Ketika fulan membayar 100.000 ke pihak gojek untuk mendapatkan uang elektronik tsb, pada hakikatnya adalah fulan meminjamkan uang 100.000 kepada gojek, kemudian manfaat yg fulan dapatkan adalah selisih uang 1500 dari tarif jasa normal,

Maka pada kondisi ini fulan diperbolehkan menggunakan gopay jika tidak ada diskon dr tarif normalnya.

--------- *selesai*

Sebagai tambahan gambaran pertanyaan, uang elektronik adalah produk yang sedang dikejar" oleh perusahaan, sebagai bentuk penggalangan dana yg cukup efektif utk modal usaha, dibuktikan dengan semakin banyaknya perusahaan yg membuka fasilitas *uang elektronik* bagi konsumennya. Fulan di atas yg telah membayar uang elektronik 100.000 kemungkinan besar si fulan tidak mampu menghabiskan uang elektroniknya dalam sehari, sisa" uang elektronik inilah yg digunakan sbg modal oleh perusahaan ,

*PERTANYAAN*

Apakah muamalah macam tadi tergolong riba? Karena si pelanggan mendapatkan faidah dengan penurunan harga dengan sebagai dia memberikan hutang pada perusahaan tadi.
06:12
Jawaban dengan memohon pertolongan pada Allah ta’ala:

🍂Bahwasanya uang yang dikumpulkan oleh perusahaan tadi terpandang sebagai hutang perusahaan kepada para pelanggan, lalu si pelanggan mengambil keuntungan dari itu berupa dimurahkannya biaya transaksi, maka ini masuk ke dalam riba, sebagaimana dalam kaidah yang terkenal: “Setiap hutang yang mendatangkan manfaat (untuk si pemberi hutang) adalah riba”.

Al Allamah Muhammad Ad Dimyathiy Asy Syafi’iy رحمه الله berkata: 

“Termasuk dari riba fadhl adalah: riba qardh, yaitu: setiap hutang yang mendatangkan manfaat kepada orang yang menghutangi... dst. 

(“I’anatuth Thalibin”/Ad Dimyathiy/7/hal. 45).

Maka muamalah yang ditanyakan dalam soal tadi adalah riba, maka tidak halal.

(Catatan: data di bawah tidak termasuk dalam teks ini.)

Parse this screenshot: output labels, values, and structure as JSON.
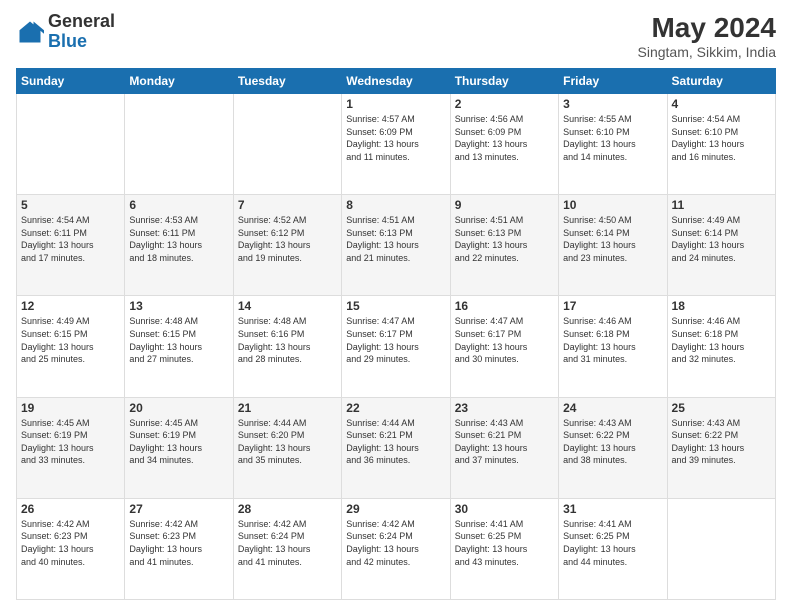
{
  "header": {
    "logo_general": "General",
    "logo_blue": "Blue",
    "month_year": "May 2024",
    "location": "Singtam, Sikkim, India"
  },
  "days_of_week": [
    "Sunday",
    "Monday",
    "Tuesday",
    "Wednesday",
    "Thursday",
    "Friday",
    "Saturday"
  ],
  "weeks": [
    [
      {
        "day": "",
        "info": ""
      },
      {
        "day": "",
        "info": ""
      },
      {
        "day": "",
        "info": ""
      },
      {
        "day": "1",
        "info": "Sunrise: 4:57 AM\nSunset: 6:09 PM\nDaylight: 13 hours\nand 11 minutes."
      },
      {
        "day": "2",
        "info": "Sunrise: 4:56 AM\nSunset: 6:09 PM\nDaylight: 13 hours\nand 13 minutes."
      },
      {
        "day": "3",
        "info": "Sunrise: 4:55 AM\nSunset: 6:10 PM\nDaylight: 13 hours\nand 14 minutes."
      },
      {
        "day": "4",
        "info": "Sunrise: 4:54 AM\nSunset: 6:10 PM\nDaylight: 13 hours\nand 16 minutes."
      }
    ],
    [
      {
        "day": "5",
        "info": "Sunrise: 4:54 AM\nSunset: 6:11 PM\nDaylight: 13 hours\nand 17 minutes."
      },
      {
        "day": "6",
        "info": "Sunrise: 4:53 AM\nSunset: 6:11 PM\nDaylight: 13 hours\nand 18 minutes."
      },
      {
        "day": "7",
        "info": "Sunrise: 4:52 AM\nSunset: 6:12 PM\nDaylight: 13 hours\nand 19 minutes."
      },
      {
        "day": "8",
        "info": "Sunrise: 4:51 AM\nSunset: 6:13 PM\nDaylight: 13 hours\nand 21 minutes."
      },
      {
        "day": "9",
        "info": "Sunrise: 4:51 AM\nSunset: 6:13 PM\nDaylight: 13 hours\nand 22 minutes."
      },
      {
        "day": "10",
        "info": "Sunrise: 4:50 AM\nSunset: 6:14 PM\nDaylight: 13 hours\nand 23 minutes."
      },
      {
        "day": "11",
        "info": "Sunrise: 4:49 AM\nSunset: 6:14 PM\nDaylight: 13 hours\nand 24 minutes."
      }
    ],
    [
      {
        "day": "12",
        "info": "Sunrise: 4:49 AM\nSunset: 6:15 PM\nDaylight: 13 hours\nand 25 minutes."
      },
      {
        "day": "13",
        "info": "Sunrise: 4:48 AM\nSunset: 6:15 PM\nDaylight: 13 hours\nand 27 minutes."
      },
      {
        "day": "14",
        "info": "Sunrise: 4:48 AM\nSunset: 6:16 PM\nDaylight: 13 hours\nand 28 minutes."
      },
      {
        "day": "15",
        "info": "Sunrise: 4:47 AM\nSunset: 6:17 PM\nDaylight: 13 hours\nand 29 minutes."
      },
      {
        "day": "16",
        "info": "Sunrise: 4:47 AM\nSunset: 6:17 PM\nDaylight: 13 hours\nand 30 minutes."
      },
      {
        "day": "17",
        "info": "Sunrise: 4:46 AM\nSunset: 6:18 PM\nDaylight: 13 hours\nand 31 minutes."
      },
      {
        "day": "18",
        "info": "Sunrise: 4:46 AM\nSunset: 6:18 PM\nDaylight: 13 hours\nand 32 minutes."
      }
    ],
    [
      {
        "day": "19",
        "info": "Sunrise: 4:45 AM\nSunset: 6:19 PM\nDaylight: 13 hours\nand 33 minutes."
      },
      {
        "day": "20",
        "info": "Sunrise: 4:45 AM\nSunset: 6:19 PM\nDaylight: 13 hours\nand 34 minutes."
      },
      {
        "day": "21",
        "info": "Sunrise: 4:44 AM\nSunset: 6:20 PM\nDaylight: 13 hours\nand 35 minutes."
      },
      {
        "day": "22",
        "info": "Sunrise: 4:44 AM\nSunset: 6:21 PM\nDaylight: 13 hours\nand 36 minutes."
      },
      {
        "day": "23",
        "info": "Sunrise: 4:43 AM\nSunset: 6:21 PM\nDaylight: 13 hours\nand 37 minutes."
      },
      {
        "day": "24",
        "info": "Sunrise: 4:43 AM\nSunset: 6:22 PM\nDaylight: 13 hours\nand 38 minutes."
      },
      {
        "day": "25",
        "info": "Sunrise: 4:43 AM\nSunset: 6:22 PM\nDaylight: 13 hours\nand 39 minutes."
      }
    ],
    [
      {
        "day": "26",
        "info": "Sunrise: 4:42 AM\nSunset: 6:23 PM\nDaylight: 13 hours\nand 40 minutes."
      },
      {
        "day": "27",
        "info": "Sunrise: 4:42 AM\nSunset: 6:23 PM\nDaylight: 13 hours\nand 41 minutes."
      },
      {
        "day": "28",
        "info": "Sunrise: 4:42 AM\nSunset: 6:24 PM\nDaylight: 13 hours\nand 41 minutes."
      },
      {
        "day": "29",
        "info": "Sunrise: 4:42 AM\nSunset: 6:24 PM\nDaylight: 13 hours\nand 42 minutes."
      },
      {
        "day": "30",
        "info": "Sunrise: 4:41 AM\nSunset: 6:25 PM\nDaylight: 13 hours\nand 43 minutes."
      },
      {
        "day": "31",
        "info": "Sunrise: 4:41 AM\nSunset: 6:25 PM\nDaylight: 13 hours\nand 44 minutes."
      },
      {
        "day": "",
        "info": ""
      }
    ]
  ]
}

Jika uang yang dikumpulkan oleh perusahaan tadi dari para pelanggan itu disepakati sebagai mudharabah (persekutuan dagang) antara perusahaan dan pelanggan, kedua belah pihak harus bersekutu di dalam kerugian, sebagaimana kedua belah pihak bersama-sama menikmati keuntungan. Jika ada kerugian, si pekerja rugi atas kesia-siaan usahanya, sedangkan si pemodal rugi dengan hilangnya modal dia.

Ishaq bin Manshur Al Marwaziy bertanya pada Al Imam Ahmad: 

“Dua orang yang bersekutu dalam keuntungan dan kerugian itu sesuai dengan apa yang mereka sepakati dari harta yang ada?” Beliau menjawab: “Begitulah.” Ishaq –bin Ibrahim Al Hanzhaliy- juga menjawab yang seperti itu.
 
(“Masail Ahmad Wa Ishaq”/Al Marwaziy/6/hal. 2568).

Tapi tidak nampak bahwasanya perusahaan-perusahaan yang ditanyakan tadi memandang para pelanggan sebagai sekutu mereka dalam berniaga. Maka yang benar adalah bahwasanya gambar muamalah yang ditanyakan tadi adalah gambar yang pertama, yaitu: riba.
Jika uang yang dikumpulkan oleh perusahaan dari para pelanggan tadi adalah uang titipan, tidak boleh bagi perusahaan untuk memanfaatkannya tanpa seidzin pelanggan.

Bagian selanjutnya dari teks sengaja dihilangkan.